A scikit-learn based AutoML tool


License
MIT
Install
pip install skplumber==0.6.5.dev0

Documentation

skplumber

Build Status

A package for automatically sampling, training, and scoring machine learning pipelines on classification or regression problems. The base constructs (pipelines, primitives, etc.) take heavily from the Data Driven Discovery of Models (D3M) core package.

Getting Started

Installation

pip install skplumber

Usage

The SKPlumber AutoML System

The top-level API of the package is the SKPlumber class. You instantiate the class, then use it's fit method to perform a search for an optimal machine learning (ML) pipeline, given your input data X, and y (a pandas.DataFrame and pandas.Series respectively). Here is an example using the classic iris dataset:

from skplumber import SKPlumber
import pandas as pd
from sklearn.datasets import load_iris

dataset = load_iris()
X = pd.DataFrame(data=dataset["data"], columns=dataset["feature_names"])
y = pd.Series(dataset["target"])

# Ask plumber to find the best machine learning pipeline it
# can for the problem in 60 seconds.
plumber = SKPlumber(problem="classification", budget=60)
plumber.fit(X, y)

# To use the best found machine learning pipeline on unseen data:
predictions = plumber.predict(unseen_X)

Pipeline

The Pipeline class is a slightly lower level API for the package that can be used to build, fit, and predict arbitrarily shaped machine learning pipelines.

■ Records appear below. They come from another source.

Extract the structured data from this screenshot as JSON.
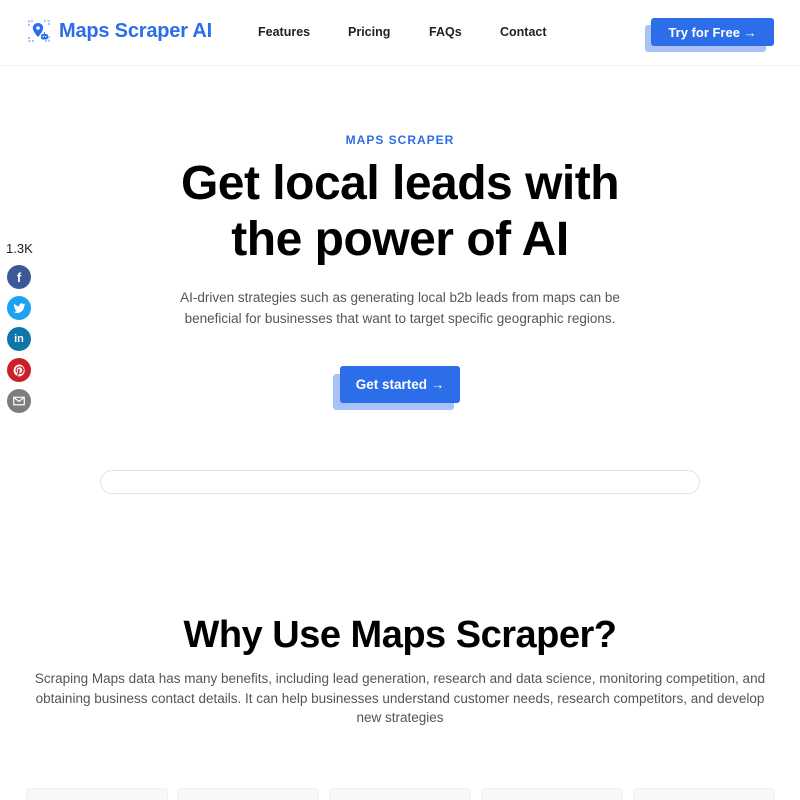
{
  "header": {
    "brand": "Maps Scraper AI",
    "logo_icon": "map-pin-robot-icon",
    "nav": [
      {
        "label": "Features"
      },
      {
        "label": "Pricing"
      },
      {
        "label": "FAQs"
      },
      {
        "label": "Contact"
      }
    ],
    "cta_label": "Try for Free →"
  },
  "share": {
    "count": "1.3K",
    "buttons": [
      {
        "name": "facebook",
        "icon": "facebook-icon",
        "glyph": "f",
        "color": "#3b5998"
      },
      {
        "name": "twitter",
        "icon": "twitter-icon",
        "glyph": "t",
        "color": "#1da1f2"
      },
      {
        "name": "linkedin",
        "icon": "linkedin-icon",
        "glyph": "in",
        "color": "#0e76a8"
      },
      {
        "name": "pinterest",
        "icon": "pinterest-icon",
        "glyph": "p",
        "color": "#cb2027"
      },
      {
        "name": "email",
        "icon": "email-icon",
        "glyph": "✉",
        "color": "#7d7d7d"
      }
    ]
  },
  "hero": {
    "eyebrow": "MAPS SCRAPER",
    "title_line1": "Get local leads with",
    "title_line2": "the power of AI",
    "subtitle": "AI-driven strategies such as generating local b2b leads from maps can be beneficial for businesses that want to target specific geographic regions.",
    "button_label": "Get started →",
    "search_placeholder": ""
  },
  "why": {
    "title": "Why Use Maps Scraper?",
    "description": "Scraping Maps data has many benefits, including lead generation, research and data science, monitoring competition, and obtaining business contact details. It can help businesses understand customer needs, research competitors, and develop new strategies"
  },
  "colors": {
    "accent": "#2c6ee9",
    "accent_shadow": "#a9c2f5",
    "text_muted": "#555555"
  }
}
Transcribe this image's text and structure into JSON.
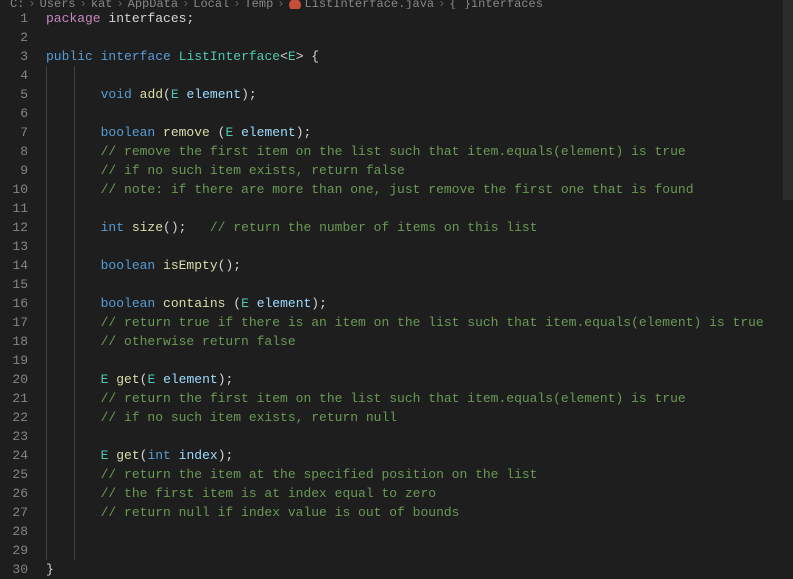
{
  "breadcrumb": {
    "parts": [
      "C:",
      "Users",
      "kat",
      "AppData",
      "Local",
      "Temp"
    ],
    "file": "ListInterface.java",
    "symbol": "interfaces"
  },
  "code": {
    "lines": [
      {
        "n": 1,
        "indent": 0,
        "tokens": [
          {
            "t": "package",
            "c": "k-purple"
          },
          {
            "t": " ",
            "c": "k-text"
          },
          {
            "t": "interfaces",
            "c": "k-text"
          },
          {
            "t": ";",
            "c": "k-punct"
          }
        ]
      },
      {
        "n": 2,
        "indent": 0,
        "tokens": []
      },
      {
        "n": 3,
        "indent": 0,
        "tokens": [
          {
            "t": "public",
            "c": "k-blue"
          },
          {
            "t": " ",
            "c": "k-text"
          },
          {
            "t": "interface",
            "c": "k-blue"
          },
          {
            "t": " ",
            "c": "k-text"
          },
          {
            "t": "ListInterface",
            "c": "k-type"
          },
          {
            "t": "<",
            "c": "k-punct"
          },
          {
            "t": "E",
            "c": "k-type"
          },
          {
            "t": "> {",
            "c": "k-punct"
          }
        ]
      },
      {
        "n": 4,
        "indent": 0,
        "tokens": []
      },
      {
        "n": 5,
        "indent": 2,
        "tokens": [
          {
            "t": "void",
            "c": "k-blue"
          },
          {
            "t": " ",
            "c": "k-text"
          },
          {
            "t": "add",
            "c": "k-method"
          },
          {
            "t": "(",
            "c": "k-punct"
          },
          {
            "t": "E",
            "c": "k-type"
          },
          {
            "t": " ",
            "c": "k-text"
          },
          {
            "t": "element",
            "c": "k-var"
          },
          {
            "t": ");",
            "c": "k-punct"
          }
        ]
      },
      {
        "n": 6,
        "indent": 0,
        "tokens": []
      },
      {
        "n": 7,
        "indent": 2,
        "tokens": [
          {
            "t": "boolean",
            "c": "k-blue"
          },
          {
            "t": " ",
            "c": "k-text"
          },
          {
            "t": "remove",
            "c": "k-method"
          },
          {
            "t": " (",
            "c": "k-punct"
          },
          {
            "t": "E",
            "c": "k-type"
          },
          {
            "t": " ",
            "c": "k-text"
          },
          {
            "t": "element",
            "c": "k-var"
          },
          {
            "t": ");",
            "c": "k-punct"
          }
        ]
      },
      {
        "n": 8,
        "indent": 2,
        "tokens": [
          {
            "t": "// remove the first item on the list such that item.equals(element) is true",
            "c": "k-comment"
          }
        ]
      },
      {
        "n": 9,
        "indent": 2,
        "tokens": [
          {
            "t": "// if no such item exists, return false",
            "c": "k-comment"
          }
        ]
      },
      {
        "n": 10,
        "indent": 2,
        "tokens": [
          {
            "t": "// note: if there are more than one, just remove the first one that is found",
            "c": "k-comment"
          }
        ]
      },
      {
        "n": 11,
        "indent": 0,
        "tokens": []
      },
      {
        "n": 12,
        "indent": 2,
        "tokens": [
          {
            "t": "int",
            "c": "k-blue"
          },
          {
            "t": " ",
            "c": "k-text"
          },
          {
            "t": "size",
            "c": "k-method"
          },
          {
            "t": "();   ",
            "c": "k-punct"
          },
          {
            "t": "// return the number of items on this list",
            "c": "k-comment"
          }
        ]
      },
      {
        "n": 13,
        "indent": 0,
        "tokens": []
      },
      {
        "n": 14,
        "indent": 2,
        "tokens": [
          {
            "t": "boolean",
            "c": "k-blue"
          },
          {
            "t": " ",
            "c": "k-text"
          },
          {
            "t": "isEmpty",
            "c": "k-method"
          },
          {
            "t": "();",
            "c": "k-punct"
          }
        ]
      },
      {
        "n": 15,
        "indent": 0,
        "tokens": []
      },
      {
        "n": 16,
        "indent": 2,
        "tokens": [
          {
            "t": "boolean",
            "c": "k-blue"
          },
          {
            "t": " ",
            "c": "k-text"
          },
          {
            "t": "contains",
            "c": "k-method"
          },
          {
            "t": " (",
            "c": "k-punct"
          },
          {
            "t": "E",
            "c": "k-type"
          },
          {
            "t": " ",
            "c": "k-text"
          },
          {
            "t": "element",
            "c": "k-var"
          },
          {
            "t": ");",
            "c": "k-punct"
          }
        ]
      },
      {
        "n": 17,
        "indent": 2,
        "tokens": [
          {
            "t": "// return true if there is an item on the list such that item.equals(element) is true",
            "c": "k-comment"
          }
        ]
      },
      {
        "n": 18,
        "indent": 2,
        "tokens": [
          {
            "t": "// otherwise return false",
            "c": "k-comment"
          }
        ]
      },
      {
        "n": 19,
        "indent": 0,
        "tokens": []
      },
      {
        "n": 20,
        "indent": 2,
        "tokens": [
          {
            "t": "E",
            "c": "k-type"
          },
          {
            "t": " ",
            "c": "k-text"
          },
          {
            "t": "get",
            "c": "k-method"
          },
          {
            "t": "(",
            "c": "k-punct"
          },
          {
            "t": "E",
            "c": "k-type"
          },
          {
            "t": " ",
            "c": "k-text"
          },
          {
            "t": "element",
            "c": "k-var"
          },
          {
            "t": ");",
            "c": "k-punct"
          }
        ]
      },
      {
        "n": 21,
        "indent": 2,
        "tokens": [
          {
            "t": "// return the first item on the list such that item.equals(element) is true",
            "c": "k-comment"
          }
        ]
      },
      {
        "n": 22,
        "indent": 2,
        "tokens": [
          {
            "t": "// if no such item exists, return null",
            "c": "k-comment"
          }
        ]
      },
      {
        "n": 23,
        "indent": 0,
        "tokens": []
      },
      {
        "n": 24,
        "indent": 2,
        "tokens": [
          {
            "t": "E",
            "c": "k-type"
          },
          {
            "t": " ",
            "c": "k-text"
          },
          {
            "t": "get",
            "c": "k-method"
          },
          {
            "t": "(",
            "c": "k-punct"
          },
          {
            "t": "int",
            "c": "k-blue"
          },
          {
            "t": " ",
            "c": "k-text"
          },
          {
            "t": "index",
            "c": "k-var"
          },
          {
            "t": ");",
            "c": "k-punct"
          }
        ]
      },
      {
        "n": 25,
        "indent": 2,
        "tokens": [
          {
            "t": "// return the item at the specified position on the list",
            "c": "k-comment"
          }
        ]
      },
      {
        "n": 26,
        "indent": 2,
        "tokens": [
          {
            "t": "// the first item is at index equal to zero",
            "c": "k-comment"
          }
        ]
      },
      {
        "n": 27,
        "indent": 2,
        "tokens": [
          {
            "t": "// return null if index value is out of bounds",
            "c": "k-comment"
          }
        ]
      },
      {
        "n": 28,
        "indent": 0,
        "tokens": []
      },
      {
        "n": 29,
        "indent": 0,
        "tokens": []
      },
      {
        "n": 30,
        "indent": 0,
        "tokens": [
          {
            "t": "}",
            "c": "k-punct"
          }
        ]
      }
    ]
  }
}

For example, we can create a basic single level stacking pipeline, where the output from predictors are fed into another predictor to ensemble in a learned way:

from skplumber import Pipeline
from skplumber.primitives import transformers, classifiers
import pandas as pd
from sklearn.datasets import load_iris

dataset = load_iris()
X = pd.DataFrame(data=dataset["data"], columns=dataset["feature_names"])
y = pd.Series(dataset["target"])

# A random imputation of missing values step and one hot encoding of
# non-numeric features step are automatically added.
pipeline = Pipeline()
# Preprocess the inputs
pipeline.add_step(transformers["StandardScalerPrimitive"])
# Save the pipeline step index of the preprocessor's outputs
stack_input = pipeline.curr_step_i
# Add three classifiers to the pipeline that all take the
# preprocessor's outputs as inputs
stack_outputs = []
for clf_name in [
    "LinearDiscriminantAnalysisPrimitive",
    "DecisionTreeClassifierPrimitive",
    "KNeighborsClassifierPrimitive"
]:
    pipeline.add_step(classifiers[clf_name], [stack_input])
    stack_outputs.append(pipeline.curr_step_i)
# Add a final classifier that takes the outputs of all the previous
# three classifiers as inputs
pipeline.add_step(classifiers["RandomForestClassifierPrimitive"], stack_outputs)

# Train the pipeline
pipeline.fit(X, y)

# Have fitted pipeline make predictions
pipeline.predict(X)

Package Opinions

  • A pipeline's final step must be the step that produces the pipeline's final output.
  • All missing values are imputed.
  • All columns of type object and category are one hot encoded.